The setting of health care delivery was found as a predictor for psychological distress and the physical health dimension of quality of life. Accessing gender-affirming transgender health care in a centralized setting was associated with better physical health and lower psychological distress. Prior research revealed the advantages of centralized transgender health care delivery as a comprehensive, patient-centered model of services, providing standardized health services by health care professionals with specific training [6]. Positive outcomes of gender-affirming interventions delivered in centralized settings have been described in various studies [27,28,29,30]. This could have contributed to better physical and mental health of participants accessing transgender health care in centralized settings in the present study, too. However, only the result on psychological distress survived Bonferroni correction and had sufficient power of 0.83 in the final model. Therefore, future research should systematically address the setting of health care delivery to get a more nuanced insight into its role in high-quality transgender health care.

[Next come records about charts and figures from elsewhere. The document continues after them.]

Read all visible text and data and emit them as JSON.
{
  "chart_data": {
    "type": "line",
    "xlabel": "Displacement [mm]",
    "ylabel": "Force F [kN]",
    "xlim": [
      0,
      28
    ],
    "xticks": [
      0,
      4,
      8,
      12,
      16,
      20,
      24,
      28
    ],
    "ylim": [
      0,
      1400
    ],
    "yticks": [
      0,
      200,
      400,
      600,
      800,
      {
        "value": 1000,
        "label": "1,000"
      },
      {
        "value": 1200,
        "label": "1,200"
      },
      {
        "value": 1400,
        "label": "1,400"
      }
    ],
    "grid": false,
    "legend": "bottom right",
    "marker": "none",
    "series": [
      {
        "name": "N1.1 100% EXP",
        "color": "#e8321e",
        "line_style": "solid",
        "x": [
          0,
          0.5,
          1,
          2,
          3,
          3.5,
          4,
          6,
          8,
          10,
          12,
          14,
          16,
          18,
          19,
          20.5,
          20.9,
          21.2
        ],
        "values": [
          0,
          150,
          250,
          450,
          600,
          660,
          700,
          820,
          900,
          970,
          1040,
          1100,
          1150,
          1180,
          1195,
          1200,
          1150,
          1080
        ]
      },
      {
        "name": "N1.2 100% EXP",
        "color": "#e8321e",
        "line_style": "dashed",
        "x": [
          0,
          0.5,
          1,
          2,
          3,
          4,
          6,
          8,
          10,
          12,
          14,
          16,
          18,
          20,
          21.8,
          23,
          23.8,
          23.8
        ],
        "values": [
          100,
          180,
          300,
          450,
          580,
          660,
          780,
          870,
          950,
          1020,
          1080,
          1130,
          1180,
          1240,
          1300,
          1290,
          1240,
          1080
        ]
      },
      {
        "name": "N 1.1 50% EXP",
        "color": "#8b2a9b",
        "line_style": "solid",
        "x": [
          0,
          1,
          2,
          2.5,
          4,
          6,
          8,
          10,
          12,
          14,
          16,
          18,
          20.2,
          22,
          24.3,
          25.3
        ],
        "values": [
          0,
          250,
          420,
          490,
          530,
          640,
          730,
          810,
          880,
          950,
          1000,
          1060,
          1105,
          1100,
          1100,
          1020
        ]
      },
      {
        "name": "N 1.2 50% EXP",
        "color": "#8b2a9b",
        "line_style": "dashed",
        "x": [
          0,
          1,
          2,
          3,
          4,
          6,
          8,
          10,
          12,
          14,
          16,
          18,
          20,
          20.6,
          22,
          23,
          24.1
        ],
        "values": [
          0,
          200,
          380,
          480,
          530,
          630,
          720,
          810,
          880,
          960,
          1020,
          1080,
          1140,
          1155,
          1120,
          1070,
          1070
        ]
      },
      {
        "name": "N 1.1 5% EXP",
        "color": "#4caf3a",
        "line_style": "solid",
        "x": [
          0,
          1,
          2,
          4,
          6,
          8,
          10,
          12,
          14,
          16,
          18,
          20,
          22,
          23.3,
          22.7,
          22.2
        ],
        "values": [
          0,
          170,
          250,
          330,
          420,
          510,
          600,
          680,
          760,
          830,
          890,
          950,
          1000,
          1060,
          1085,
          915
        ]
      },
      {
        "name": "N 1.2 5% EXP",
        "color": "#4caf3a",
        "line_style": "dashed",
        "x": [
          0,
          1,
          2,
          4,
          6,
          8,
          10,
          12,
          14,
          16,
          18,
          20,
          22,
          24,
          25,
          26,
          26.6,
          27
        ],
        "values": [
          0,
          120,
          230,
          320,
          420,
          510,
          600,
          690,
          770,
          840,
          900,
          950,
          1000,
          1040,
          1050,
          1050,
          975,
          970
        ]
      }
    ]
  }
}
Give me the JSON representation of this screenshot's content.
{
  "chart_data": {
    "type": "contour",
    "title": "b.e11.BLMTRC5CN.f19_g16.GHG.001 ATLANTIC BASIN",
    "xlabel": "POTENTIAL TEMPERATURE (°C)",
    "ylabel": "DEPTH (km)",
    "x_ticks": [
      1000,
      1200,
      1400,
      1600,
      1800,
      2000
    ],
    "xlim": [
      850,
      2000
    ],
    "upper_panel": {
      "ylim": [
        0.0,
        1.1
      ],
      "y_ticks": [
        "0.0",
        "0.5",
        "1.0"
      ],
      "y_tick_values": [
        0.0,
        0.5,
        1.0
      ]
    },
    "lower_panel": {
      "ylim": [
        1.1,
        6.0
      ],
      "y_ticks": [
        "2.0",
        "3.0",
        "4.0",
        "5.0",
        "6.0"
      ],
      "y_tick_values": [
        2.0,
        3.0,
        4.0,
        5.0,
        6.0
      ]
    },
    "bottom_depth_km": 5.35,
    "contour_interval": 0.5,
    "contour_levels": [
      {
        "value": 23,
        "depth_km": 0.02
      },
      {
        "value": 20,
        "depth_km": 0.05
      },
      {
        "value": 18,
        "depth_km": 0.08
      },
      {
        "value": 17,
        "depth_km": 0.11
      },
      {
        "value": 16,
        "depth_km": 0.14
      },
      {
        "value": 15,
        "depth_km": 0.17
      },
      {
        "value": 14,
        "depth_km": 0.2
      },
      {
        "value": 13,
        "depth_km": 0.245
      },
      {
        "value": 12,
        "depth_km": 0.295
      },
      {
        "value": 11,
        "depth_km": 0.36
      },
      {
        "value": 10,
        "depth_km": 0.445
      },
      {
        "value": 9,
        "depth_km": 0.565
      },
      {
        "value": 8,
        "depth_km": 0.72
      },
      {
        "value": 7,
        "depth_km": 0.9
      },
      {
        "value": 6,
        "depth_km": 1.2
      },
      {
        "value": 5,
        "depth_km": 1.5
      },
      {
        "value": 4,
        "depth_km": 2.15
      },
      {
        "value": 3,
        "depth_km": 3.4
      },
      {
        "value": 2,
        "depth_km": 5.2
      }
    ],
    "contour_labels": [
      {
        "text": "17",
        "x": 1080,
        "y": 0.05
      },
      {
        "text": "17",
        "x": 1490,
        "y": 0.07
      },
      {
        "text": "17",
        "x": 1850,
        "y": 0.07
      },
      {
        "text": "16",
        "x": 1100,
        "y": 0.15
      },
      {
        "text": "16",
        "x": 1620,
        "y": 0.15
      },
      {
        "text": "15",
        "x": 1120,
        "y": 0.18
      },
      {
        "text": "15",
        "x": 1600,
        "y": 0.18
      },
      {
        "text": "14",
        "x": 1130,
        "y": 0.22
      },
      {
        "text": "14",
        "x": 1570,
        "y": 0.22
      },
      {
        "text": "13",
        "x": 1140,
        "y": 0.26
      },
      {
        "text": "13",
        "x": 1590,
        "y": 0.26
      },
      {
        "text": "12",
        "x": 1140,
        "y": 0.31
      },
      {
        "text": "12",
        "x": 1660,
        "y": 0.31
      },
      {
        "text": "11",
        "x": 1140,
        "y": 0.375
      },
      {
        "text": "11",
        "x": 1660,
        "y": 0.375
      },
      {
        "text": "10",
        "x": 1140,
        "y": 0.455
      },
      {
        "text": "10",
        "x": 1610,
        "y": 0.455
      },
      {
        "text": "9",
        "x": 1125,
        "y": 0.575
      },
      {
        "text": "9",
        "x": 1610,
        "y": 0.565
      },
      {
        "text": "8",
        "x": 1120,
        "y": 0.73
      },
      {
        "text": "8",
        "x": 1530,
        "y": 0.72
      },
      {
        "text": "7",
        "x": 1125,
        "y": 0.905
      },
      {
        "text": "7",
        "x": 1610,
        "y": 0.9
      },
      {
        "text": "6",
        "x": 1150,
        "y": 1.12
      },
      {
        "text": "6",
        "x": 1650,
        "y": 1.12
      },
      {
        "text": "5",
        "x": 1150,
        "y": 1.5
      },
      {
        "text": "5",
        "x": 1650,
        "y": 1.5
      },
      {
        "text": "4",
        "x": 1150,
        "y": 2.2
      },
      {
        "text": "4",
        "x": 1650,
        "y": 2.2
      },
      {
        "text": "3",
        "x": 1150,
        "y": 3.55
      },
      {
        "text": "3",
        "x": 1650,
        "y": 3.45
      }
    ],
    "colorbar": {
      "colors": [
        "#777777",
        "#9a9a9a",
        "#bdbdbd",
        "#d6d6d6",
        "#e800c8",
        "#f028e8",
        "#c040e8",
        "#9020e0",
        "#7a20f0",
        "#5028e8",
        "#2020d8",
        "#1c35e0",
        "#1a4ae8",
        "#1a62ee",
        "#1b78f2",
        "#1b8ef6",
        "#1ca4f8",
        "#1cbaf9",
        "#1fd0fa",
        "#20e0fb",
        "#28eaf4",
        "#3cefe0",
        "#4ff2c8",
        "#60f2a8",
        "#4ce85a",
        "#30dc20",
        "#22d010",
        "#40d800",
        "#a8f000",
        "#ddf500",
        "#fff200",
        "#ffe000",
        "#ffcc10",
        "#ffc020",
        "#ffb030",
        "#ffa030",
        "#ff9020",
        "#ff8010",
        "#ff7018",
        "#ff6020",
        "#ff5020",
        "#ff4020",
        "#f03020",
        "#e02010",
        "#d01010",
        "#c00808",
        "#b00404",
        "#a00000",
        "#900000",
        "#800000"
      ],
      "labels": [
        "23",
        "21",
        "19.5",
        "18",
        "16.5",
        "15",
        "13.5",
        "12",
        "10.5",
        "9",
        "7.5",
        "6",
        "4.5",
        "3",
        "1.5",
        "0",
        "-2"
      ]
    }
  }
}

Despite the standardized approach used by the present study, the results cannot be generalized. The number of participants was small, which only allowed us to find large effects with sufficient power. To investigate medium or small effects, higher powered studies are necessary. However, we addressed these shortcomings by applying a rigorous statistical approach (e.g., Bonferroni correction) to ensure that we only identify those predictors that are actually related to the outcomes. Also, the protocol needs to be transferred to research other gender-affirming procedures (e.g., phalloplasty). We used a retrospective approach to study transgender and gender-diverse people that were undergoing vaginoplasty. For a more pronounced view into the effects of the surgical procedures on the psychosocial outcome, these issues need to be investigated prospectively. Finally, multicenter studies with a larger number of participants can help rule out potential effects by the clinics' individual surgeon(s) and provide more robust results. Finally, some of the questionnaires used in the present study are not validated for transgender and gender-diverse populations, which could potentially impair the understanding of the results (see supplementary material for detailed discussion of this issue).

As the first of its kind, the present study introduced (de-)centralized health care delivery into transgender health care research. Therefore, our work should be viewed as an initial attempt to investigate genital gender-affirming procedures within a more comprehensive framework, including the various potential factors influencing the outcome of these interventions. However, this approach needs to be used in a study design with higher methodological quality and should be evaluated and reviewed repeatedly. To generate these high-quality data, a prospective study using the present theoretical framework and methodology is currently in progress.